15-01-2009, 02:44 PM
Chapitre 3 : La réception du Gouverneur<!--/sizec-->
Le Scorpion d’Obsidienne, comprenant que ses ennemis se vengeaient de lui, se résignait déjà à se raser la tête et à partir méditer sur sa prochaine vie dans un temple isolé.
- Voilà qui risque de me changer, disat-il, ironique et amusé, devant ses disciples.
- Il serait peut-être bon d’adopter cette solution, senseï. Vous avez bien profité de la vie, et après tout, il y a un âge pour chaque chose…
- Vous avez raison mes amis, dit Natsu, à moitié convaincu.
Il décida de s’accorder une nuit pour réfléchir.
- L’heure est venu de faire le point sur ta vie, Natsu, se dit-il en silence. Tu as bientôt quarante ans. Autant dire que tu seras bientôt un vieillard. Pourquoi ne pas ranger maintenant le sabre au fourreau et passer à autre chose ?...

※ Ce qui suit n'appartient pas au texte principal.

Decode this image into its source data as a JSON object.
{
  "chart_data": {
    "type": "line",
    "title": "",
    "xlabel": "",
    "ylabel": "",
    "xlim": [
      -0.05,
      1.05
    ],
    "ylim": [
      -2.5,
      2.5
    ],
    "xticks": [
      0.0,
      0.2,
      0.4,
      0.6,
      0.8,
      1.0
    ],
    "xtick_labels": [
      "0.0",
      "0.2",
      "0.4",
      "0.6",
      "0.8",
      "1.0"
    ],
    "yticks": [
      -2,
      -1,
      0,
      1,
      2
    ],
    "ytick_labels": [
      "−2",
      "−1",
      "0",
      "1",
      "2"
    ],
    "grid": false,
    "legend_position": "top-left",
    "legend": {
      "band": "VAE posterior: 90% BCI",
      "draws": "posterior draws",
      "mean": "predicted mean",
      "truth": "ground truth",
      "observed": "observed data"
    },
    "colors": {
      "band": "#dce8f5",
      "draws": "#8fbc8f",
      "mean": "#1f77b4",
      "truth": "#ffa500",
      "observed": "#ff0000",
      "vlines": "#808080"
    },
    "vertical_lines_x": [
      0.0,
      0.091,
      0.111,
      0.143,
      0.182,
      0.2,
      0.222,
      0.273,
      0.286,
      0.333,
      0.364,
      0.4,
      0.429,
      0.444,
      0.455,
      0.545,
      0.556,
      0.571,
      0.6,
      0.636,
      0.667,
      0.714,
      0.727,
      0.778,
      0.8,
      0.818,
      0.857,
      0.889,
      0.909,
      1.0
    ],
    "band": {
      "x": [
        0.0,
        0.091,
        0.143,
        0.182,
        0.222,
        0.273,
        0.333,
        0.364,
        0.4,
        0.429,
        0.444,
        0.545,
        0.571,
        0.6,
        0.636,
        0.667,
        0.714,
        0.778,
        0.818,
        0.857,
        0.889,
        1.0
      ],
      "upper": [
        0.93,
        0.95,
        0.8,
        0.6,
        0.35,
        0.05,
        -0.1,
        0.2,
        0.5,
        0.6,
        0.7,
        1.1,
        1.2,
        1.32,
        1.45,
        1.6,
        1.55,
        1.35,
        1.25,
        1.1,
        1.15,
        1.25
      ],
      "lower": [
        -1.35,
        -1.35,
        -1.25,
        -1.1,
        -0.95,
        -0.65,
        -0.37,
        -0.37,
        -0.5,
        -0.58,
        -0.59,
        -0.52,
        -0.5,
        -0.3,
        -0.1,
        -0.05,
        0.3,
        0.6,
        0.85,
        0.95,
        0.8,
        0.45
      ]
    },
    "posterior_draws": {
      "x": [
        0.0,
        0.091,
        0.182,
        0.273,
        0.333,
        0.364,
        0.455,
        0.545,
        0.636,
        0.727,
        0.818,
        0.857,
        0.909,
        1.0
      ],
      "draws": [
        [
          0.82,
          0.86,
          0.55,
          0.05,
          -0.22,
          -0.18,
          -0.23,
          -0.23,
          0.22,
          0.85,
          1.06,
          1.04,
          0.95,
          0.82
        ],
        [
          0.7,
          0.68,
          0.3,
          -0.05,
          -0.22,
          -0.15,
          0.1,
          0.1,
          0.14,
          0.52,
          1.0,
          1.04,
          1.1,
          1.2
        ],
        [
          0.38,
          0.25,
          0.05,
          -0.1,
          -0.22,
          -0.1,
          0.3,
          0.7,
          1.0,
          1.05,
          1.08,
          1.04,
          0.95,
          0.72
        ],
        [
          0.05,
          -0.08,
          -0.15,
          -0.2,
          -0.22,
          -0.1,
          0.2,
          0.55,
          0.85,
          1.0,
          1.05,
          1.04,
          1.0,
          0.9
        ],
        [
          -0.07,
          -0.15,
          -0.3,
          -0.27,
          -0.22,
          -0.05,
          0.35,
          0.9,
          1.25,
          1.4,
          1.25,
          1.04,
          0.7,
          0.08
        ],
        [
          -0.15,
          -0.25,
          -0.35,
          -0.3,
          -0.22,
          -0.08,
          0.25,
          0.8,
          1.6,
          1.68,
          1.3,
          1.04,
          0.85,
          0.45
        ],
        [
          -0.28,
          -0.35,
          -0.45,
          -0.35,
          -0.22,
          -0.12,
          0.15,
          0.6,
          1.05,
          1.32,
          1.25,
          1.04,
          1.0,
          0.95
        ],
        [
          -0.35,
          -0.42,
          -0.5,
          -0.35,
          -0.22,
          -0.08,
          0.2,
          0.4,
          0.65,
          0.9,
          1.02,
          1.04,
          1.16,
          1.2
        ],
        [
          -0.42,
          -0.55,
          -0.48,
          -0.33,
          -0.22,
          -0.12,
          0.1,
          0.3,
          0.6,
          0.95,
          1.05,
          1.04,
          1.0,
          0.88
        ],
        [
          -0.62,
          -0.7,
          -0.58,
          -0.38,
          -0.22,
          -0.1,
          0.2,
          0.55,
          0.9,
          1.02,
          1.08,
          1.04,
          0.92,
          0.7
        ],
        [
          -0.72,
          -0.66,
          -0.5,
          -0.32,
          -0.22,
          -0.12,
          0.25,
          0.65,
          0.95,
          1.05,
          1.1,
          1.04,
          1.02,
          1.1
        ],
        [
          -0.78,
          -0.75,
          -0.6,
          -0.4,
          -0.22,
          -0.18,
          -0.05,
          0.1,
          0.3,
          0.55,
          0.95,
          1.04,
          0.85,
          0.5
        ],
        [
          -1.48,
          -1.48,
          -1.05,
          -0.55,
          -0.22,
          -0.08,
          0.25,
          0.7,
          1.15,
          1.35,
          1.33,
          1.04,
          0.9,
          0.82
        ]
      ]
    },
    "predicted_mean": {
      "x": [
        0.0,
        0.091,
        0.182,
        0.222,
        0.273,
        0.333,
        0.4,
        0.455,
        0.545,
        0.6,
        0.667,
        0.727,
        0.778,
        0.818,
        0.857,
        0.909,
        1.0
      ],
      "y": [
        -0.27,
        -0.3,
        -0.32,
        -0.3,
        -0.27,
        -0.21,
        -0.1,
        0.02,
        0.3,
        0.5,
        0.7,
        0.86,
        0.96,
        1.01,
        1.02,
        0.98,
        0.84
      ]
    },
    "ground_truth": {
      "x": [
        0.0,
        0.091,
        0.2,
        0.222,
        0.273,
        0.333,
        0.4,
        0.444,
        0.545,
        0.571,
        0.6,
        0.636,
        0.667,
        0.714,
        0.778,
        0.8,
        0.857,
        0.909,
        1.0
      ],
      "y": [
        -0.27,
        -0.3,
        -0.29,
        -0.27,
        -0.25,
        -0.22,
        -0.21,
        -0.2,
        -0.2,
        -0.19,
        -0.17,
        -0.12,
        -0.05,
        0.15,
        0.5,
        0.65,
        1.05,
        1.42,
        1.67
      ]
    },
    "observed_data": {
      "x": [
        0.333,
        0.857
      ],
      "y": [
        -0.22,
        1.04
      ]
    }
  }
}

Plus il se le disait, et plus il sentait qu’il ne pourrait s’y résoudre. Il se connaissait bien : la preuve en est que dans les mois qui suivirent, il tua sans doute plus de monde que pendant les cinq années précédentes !
Au matin, il s’endormit d’un sommeil presque euphorique. Quand il se réveilla, il s’habilla, pria, se prépara, longuement.
Otomo Jukeï et ses assistants passaient maintenant leurs journées dans son dojo, à interroger chacun. A peine s’ils ne se servaient pas directement dans ses meubles et tapisseries pour se dédommager !
Le soir, Natsu se regarda encore dans la glace, nu des pieds à la tête, avant d’aller prendre son bain. Ensuite, il prit sa plus belle plume et écrivit une invitation aux meilleurs dignitaires de la ville. Une réception à son dojo.
Il invita aussi les Yogo, dont il savait pertinemment qu’ils conspiraient à sa chute. Telle que sa lettre était formulée, on pensait qu’il s’agissait d’une dernière réception avant sa retraite dans un monastère. Sa soirée d’adieu.
- Son dernier baroud d’honneur ! ricanèrent les Yogo.
Ce fut une réception somptueuse. Natsu y engagea ce qui lui restait d’argent. Ses disciples y mirent aussi du leur, pour aider une dernière fois leur vieux maître.
Les Baysuhi arrivèrent les premiers, sa famille proche et lointaine ; puis les Yogo, obséquieux. Enfin, le capitaine Otomo Jukeï, et son épouse Otomo Ise.
Alors que les serviteurs faisaient passer les invités à table, Natsu se rendit en vitesse aux cuisines, sous prétexte de voir si le repas serait bon. Il s’approcha de sa réserve de saké, en sortit une bouteille, l’ouvrit et s’arrêta.
- Perdu pour perdu, se dit-il. Ce chien du Gozoku ne l’emportera pas au Paradis Céleste !
Natsu sortit une petite fiole et en versa le contenu dans la bouteille.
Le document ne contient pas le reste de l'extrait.